Room: AAPM ePoster Library
Purpose: In MRI-guided gynecological brachytherapy, CT imaging is still utilized for needle localization. MRI is only used for target and organs at risk delineation because needles provide no signal on standard protocols. Catheter lumen markers for MRI have been developed but are not clinically implemented yet. In this poultry phantom study, we evaluated and optimized 3D MR sequences for lumen marker detection.
Methods: A brachytherapy template with obturator and ProGuide Sharp Needles 6Fx294mm was introduced in the cavity of a cleaned turkey, partially filled with its neck and giblets. One Orion™ HDR MRI Lumen Marker was inserted in an interstitial needle and another in the obturator’s top needle. The phantom was imaged in a 3T SIEMENS Vida simulator using a Body 18 long and a spine matrix array coil. 3D T1-weighted MPRAGE and T2-weighted SPACE sequences were acquired in coronal orientation with parameters matching marker manufacturer recommendations as well as possible. Additional 3D sequences (PETRA shown to visualize empty needles and Dixon) were applied. Marker visibility was evaluated by assessing signal intensity of marker-filled catheters and ROIs in the turkey tissue and air cavity. Catheter-tissue and catheter-air intensity ratios (IR(ct), IR(ca), respectively) were calculated.
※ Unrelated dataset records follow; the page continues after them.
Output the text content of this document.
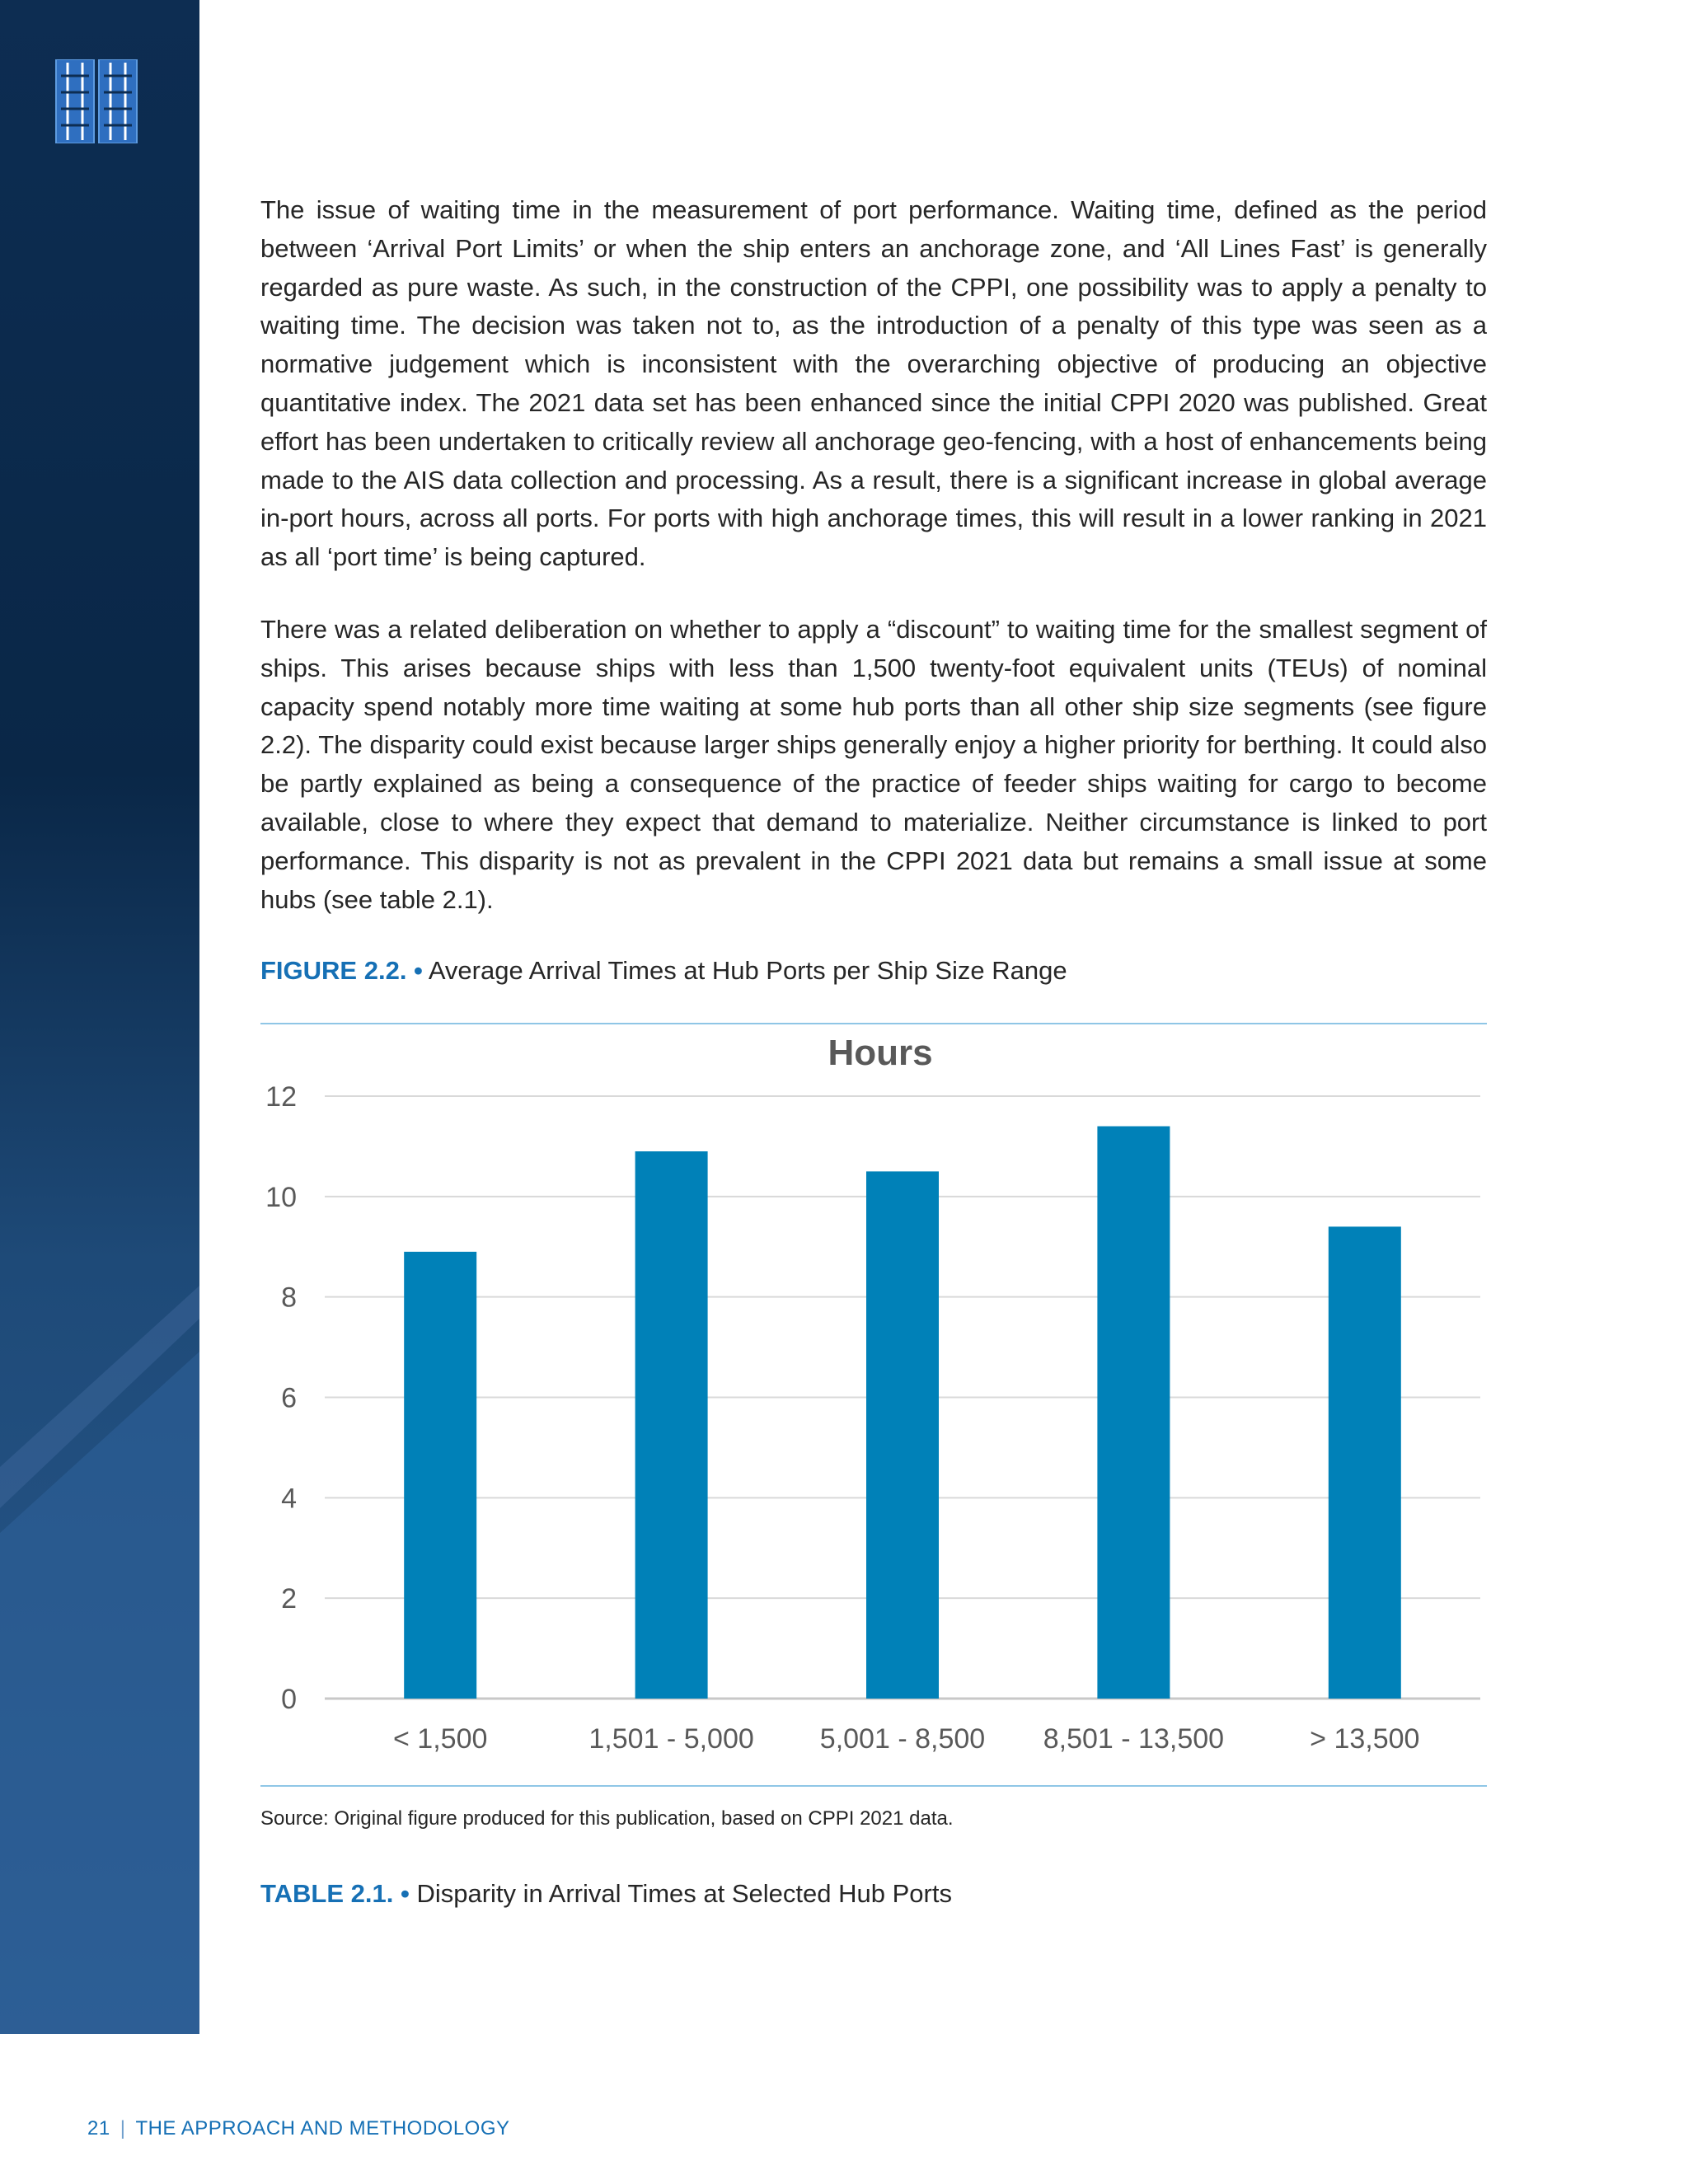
The issue of waiting time in the measurement of port performance. Waiting time, defined as the period between ‘Arrival Port Limits’ or when the ship enters an anchorage zone, and ‘All Lines Fast’ is generally regarded as pure waste. As such, in the construction of the CPPI, one possibility was to apply a penalty to waiting time. The decision was taken not to, as the introduction of a penalty of this type was seen as a normative judgement which is inconsistent with the overarching objective of producing an objective quantitative index. The 2021 data set has been enhanced since the initial CPPI 2020 was published. Great effort has been undertaken to critically review all anchorage geo-fencing, with a host of enhancements being made to the AIS data collection and processing. As a result, there is a significant increase in global average in-port hours, across all ports. For ports with high anchorage times, this will result in a lower ranking in 2021 as all ‘port time’ is being captured.

There was a related deliberation on whether to apply a “discount” to waiting time for the smallest segment of ships. This arises because ships with less than 1,500 twenty-foot equivalent units (TEUs) of nominal capacity spend notably more time waiting at some hub ports than all other ship size segments (see figure 2.2). The disparity could exist because larger ships generally enjoy a higher priority for berthing. It could also be partly explained as being a consequence of the practice of feeder ships waiting for cargo to become available, close to where they expect that demand to materialize. Neither circumstance is linked to port performance. This disparity is not as prevalent in the CPPI 2021 data but remains a small issue at some hubs (see table 2.1).

FIGURE 2.2. • Average Arrival Times at Hub Ports per Ship Size Range
Hours
0
2
4
6
8
10
12
< 1,500	1,501 - 5,000 5,001 - 8,500 8,501 - 13,500	> 13,500
Source: Original figure produced for this publication, based on CPPI 2021 data.
TABLE 2.1. • Disparity in Arrival Times at Selected Hub Ports
21 | THE APPROACH AND METHODOLOGY
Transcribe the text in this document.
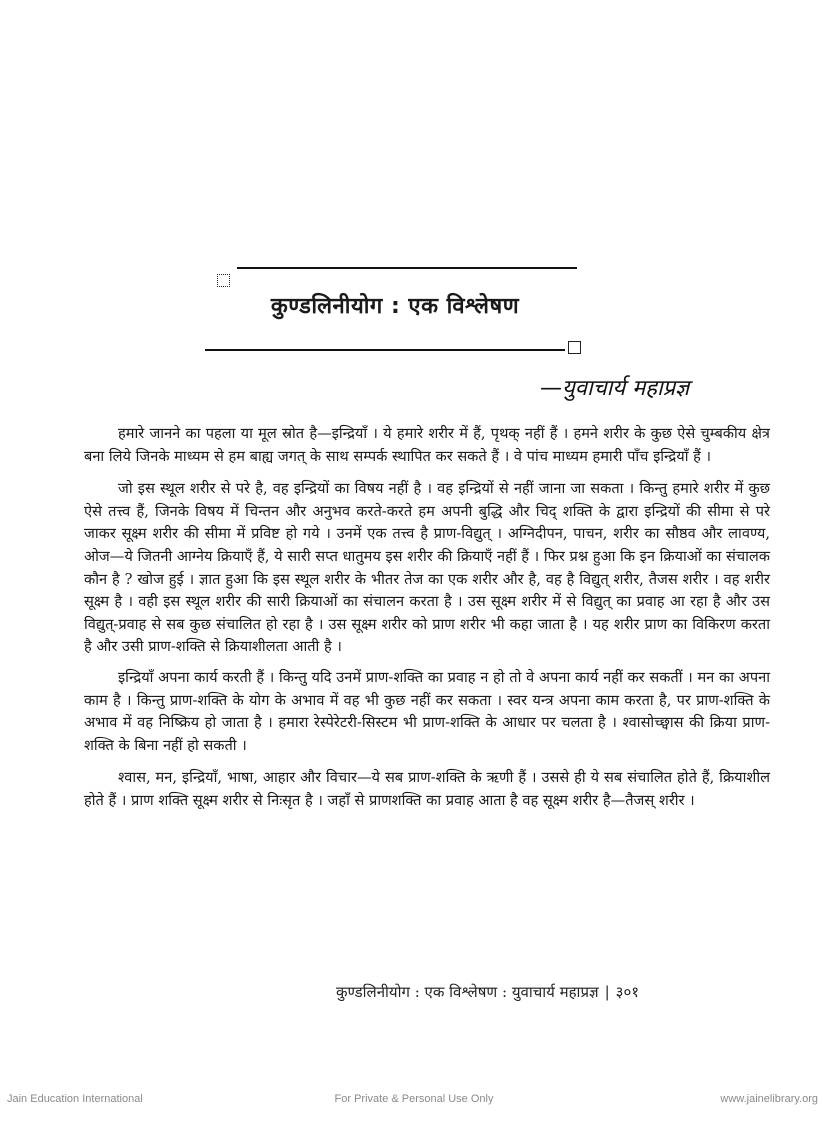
कुण्डलिनीयोग : एक विश्लेषण
—युवाचार्य महाप्रज्ञ

हमारे जानने का पहला या मूल स्रोत है—इन्द्रियाँ । ये हमारे शरीर में हैं, पृथक् नहीं हैं । हमने शरीर के कुछ ऐसे चुम्बकीय क्षेत्र बना लिये जिनके माध्यम से हम बाह्य जगत् के साथ सम्पर्क स्थापित कर सकते हैं । वे पांच माध्यम हमारी पाँच इन्द्रियाँ हैं ।

जो इस स्थूल शरीर से परे है, वह इन्द्रियों का विषय नहीं है । वह इन्द्रियों से नहीं जाना जा सकता । किन्तु हमारे शरीर में कुछ ऐसे तत्त्व हैं, जिनके विषय में चिन्तन और अनुभव करते-करते हम अपनी बुद्धि और चिद् शक्ति के द्वारा इन्द्रियों की सीमा से परे जाकर सूक्ष्म शरीर की सीमा में प्रविष्ट हो गये । उनमें एक तत्त्व है प्राण-विद्युत् । अग्निदीपन, पाचन, शरीर का सौष्ठव और लावण्य, ओज—ये जितनी आग्नेय क्रियाएँ हैं, ये सारी सप्त धातुमय इस शरीर की क्रियाएँ नहीं हैं । फिर प्रश्न हुआ कि इन क्रियाओं का संचालक कौन है ? खोज हुई । ज्ञात हुआ कि इस स्थूल शरीर के भीतर तेज का एक शरीर और है, वह है विद्युत् शरीर, तैजस शरीर । वह शरीर सूक्ष्म है । वही इस स्थूल शरीर की सारी क्रियाओं का संचालन करता है । उस सूक्ष्म शरीर में से विद्युत् का प्रवाह आ रहा है और उस विद्युत्-प्रवाह से सब कुछ संचालित हो रहा है । उस सूक्ष्म शरीर को प्राण शरीर भी कहा जाता है । यह शरीर प्राण का विकिरण करता है और उसी प्राण-शक्ति से क्रियाशीलता आती है ।

इन्द्रियाँ अपना कार्य करती हैं । किन्तु यदि उनमें प्राण-शक्ति का प्रवाह न हो तो वे अपना कार्य नहीं कर सकतीं । मन का अपना काम है । किन्तु प्राण-शक्ति के योग के अभाव में वह भी कुछ नहीं कर सकता । स्वर यन्त्र अपना काम करता है, पर प्राण-शक्ति के अभाव में वह निष्क्रिय हो जाता है । हमारा रेस्पेरेटरी-सिस्टम भी प्राण-शक्ति के आधार पर चलता है । श्वासोच्छ्वास की क्रिया प्राण-शक्ति के बिना नहीं हो सकती ।

श्वास, मन, इन्द्रियाँ, भाषा, आहार और विचार—ये सब प्राण-शक्ति के ऋणी हैं । उससे ही ये सब संचालित होते हैं, क्रियाशील होते हैं । प्राण शक्ति सूक्ष्म शरीर से निःसृत है । जहाँ से प्राणशक्ति का प्रवाह आता है वह सूक्ष्म शरीर है—तैजस् शरीर ।

कुण्डलिनीयोग : एक विश्लेषण : युवाचार्य महाप्रज्ञ | ३०१
Jain Education International	For Private & Personal Use Only	www.jainelibrary.org
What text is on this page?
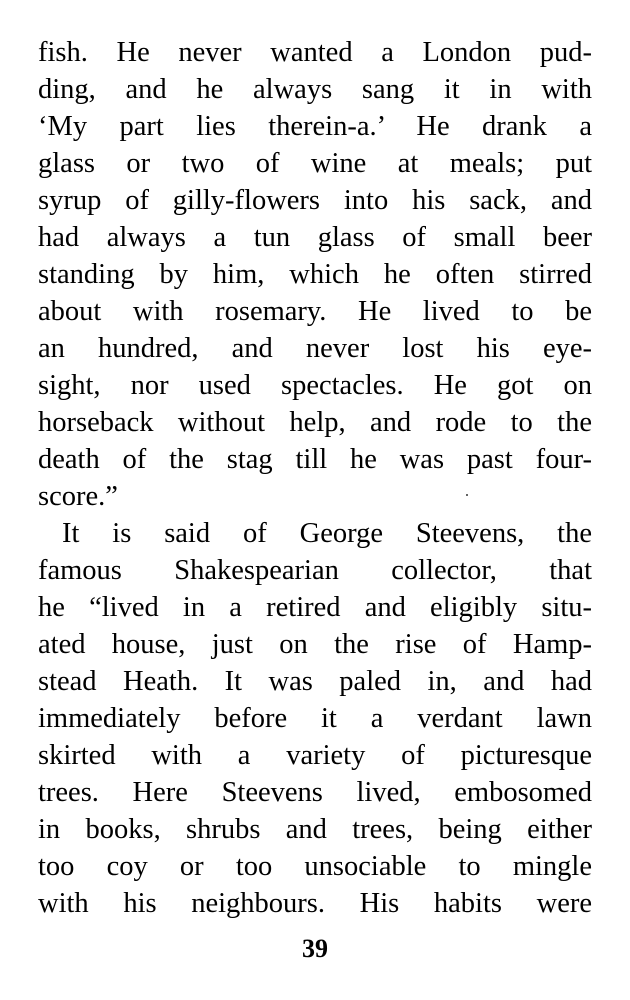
fish. He never wanted a London pud-
ding, and he always sang it in with
‘My part lies therein-a.’ He drank a
glass or two of wine at meals; put
syrup of gilly-flowers into his sack, and
had always a tun glass of small beer
standing by him, which he often stirred
about with rosemary. He lived to be
an hundred, and never lost his eye-
sight, nor used spectacles. He got on
horseback without help, and rode to the
death of the stag till he was past four-
score.”
It is said of George Steevens, the
famous Shakespearian collector, that
he “lived in a retired and eligibly situ-
ated house, just on the rise of Hamp-
stead Heath. It was paled in, and had
immediately before it a verdant lawn
skirted with a variety of picturesque
trees. Here Steevens lived, embosomed
in books, shrubs and trees, being either
too coy or too unsociable to mingle
with his neighbours. His habits were
39
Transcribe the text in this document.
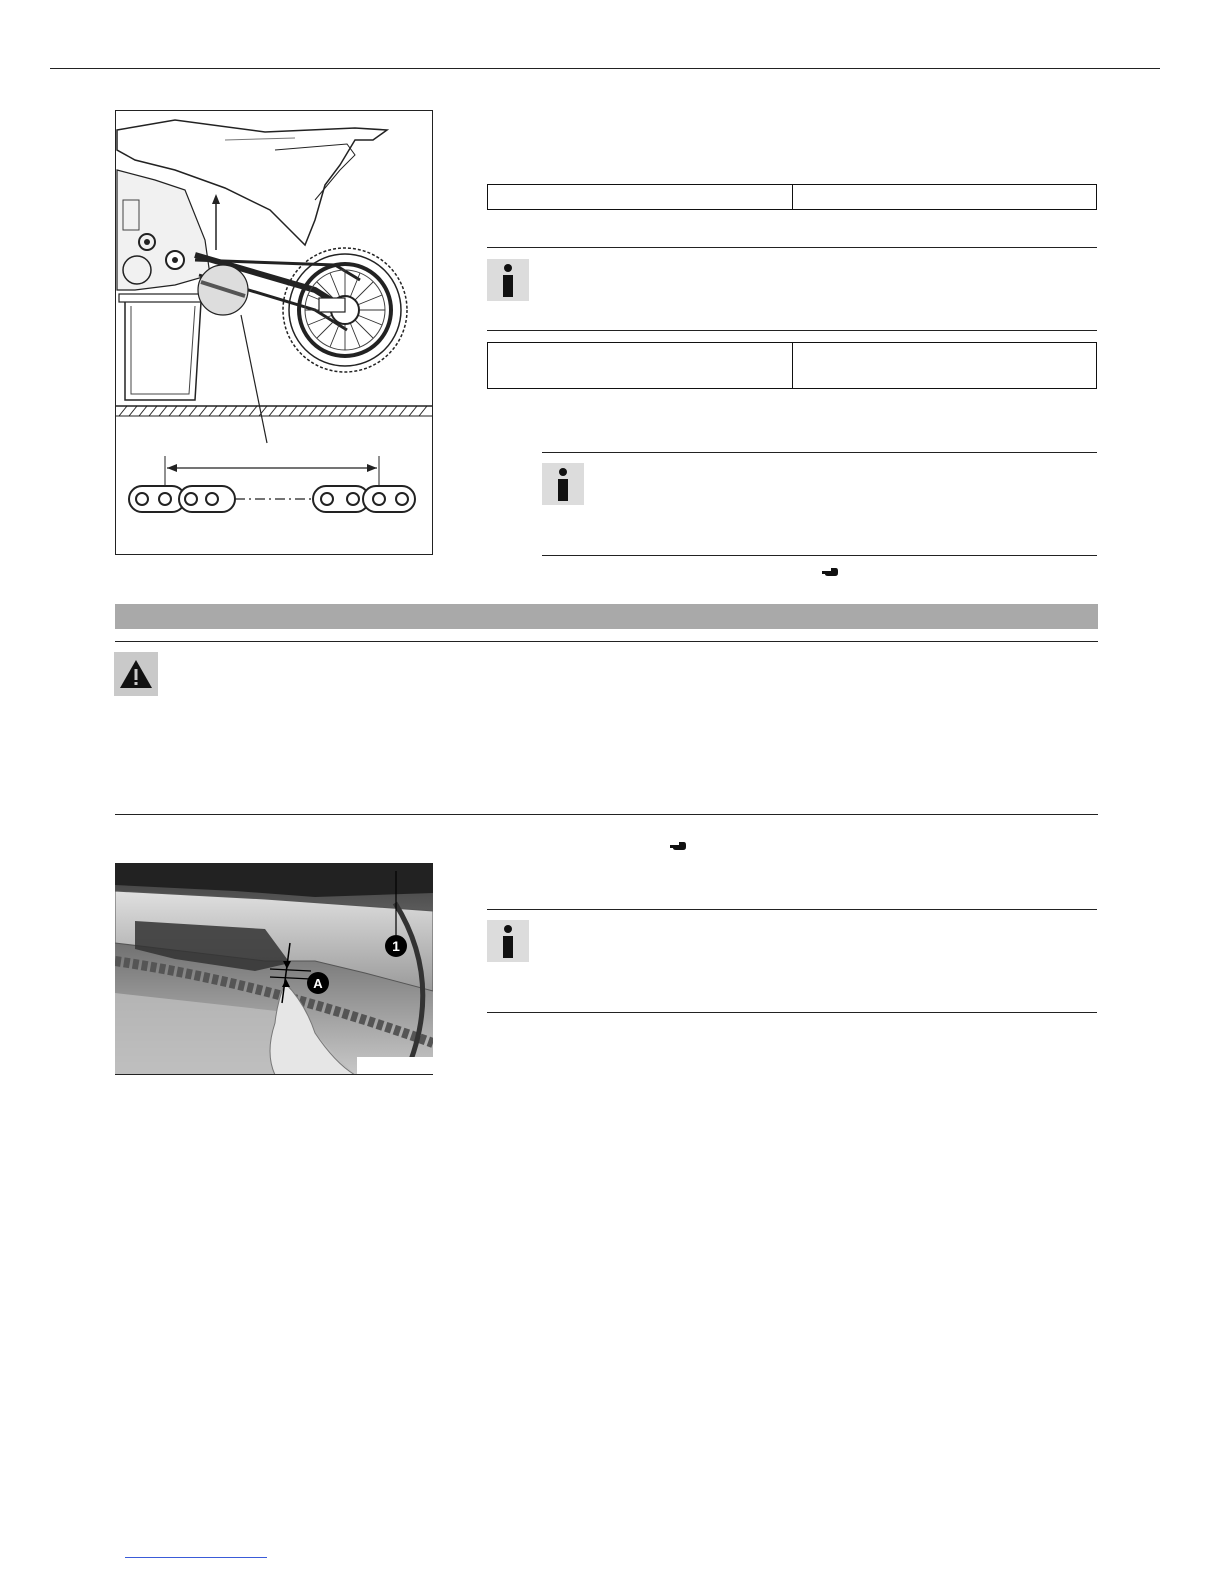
1
A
Results: Markers were detected in air but presented less signal than tissue on MPRAGE images (IR(ca):10.3±1.5, IR(ct):0.6±0.5). They were barely discerned from background and hypointense compared to tissue on SPACE images (IR(ca):8.4±2.1, IR(ct):0.4±1.0). Fat-only Dixon provided good marker distinction from both air and tissue (IR(ca):2.0±1.0, IR(ct):6.0±0.9). On PETRA, markers were identifiable in air only thanks to their darker border, and hyperintense to tissue similarly to empty needles (IR(ca):0.9±0.4, IR(ct):2.0±0.5).
Conclusion: Brachytherapy catheters with lumen markers were best visualized against tissue and air in a poultry phantom by optimized Dixon and PETRA sequences. Combination of such markers and imaging protocols would be useful for MR-only treatment planning.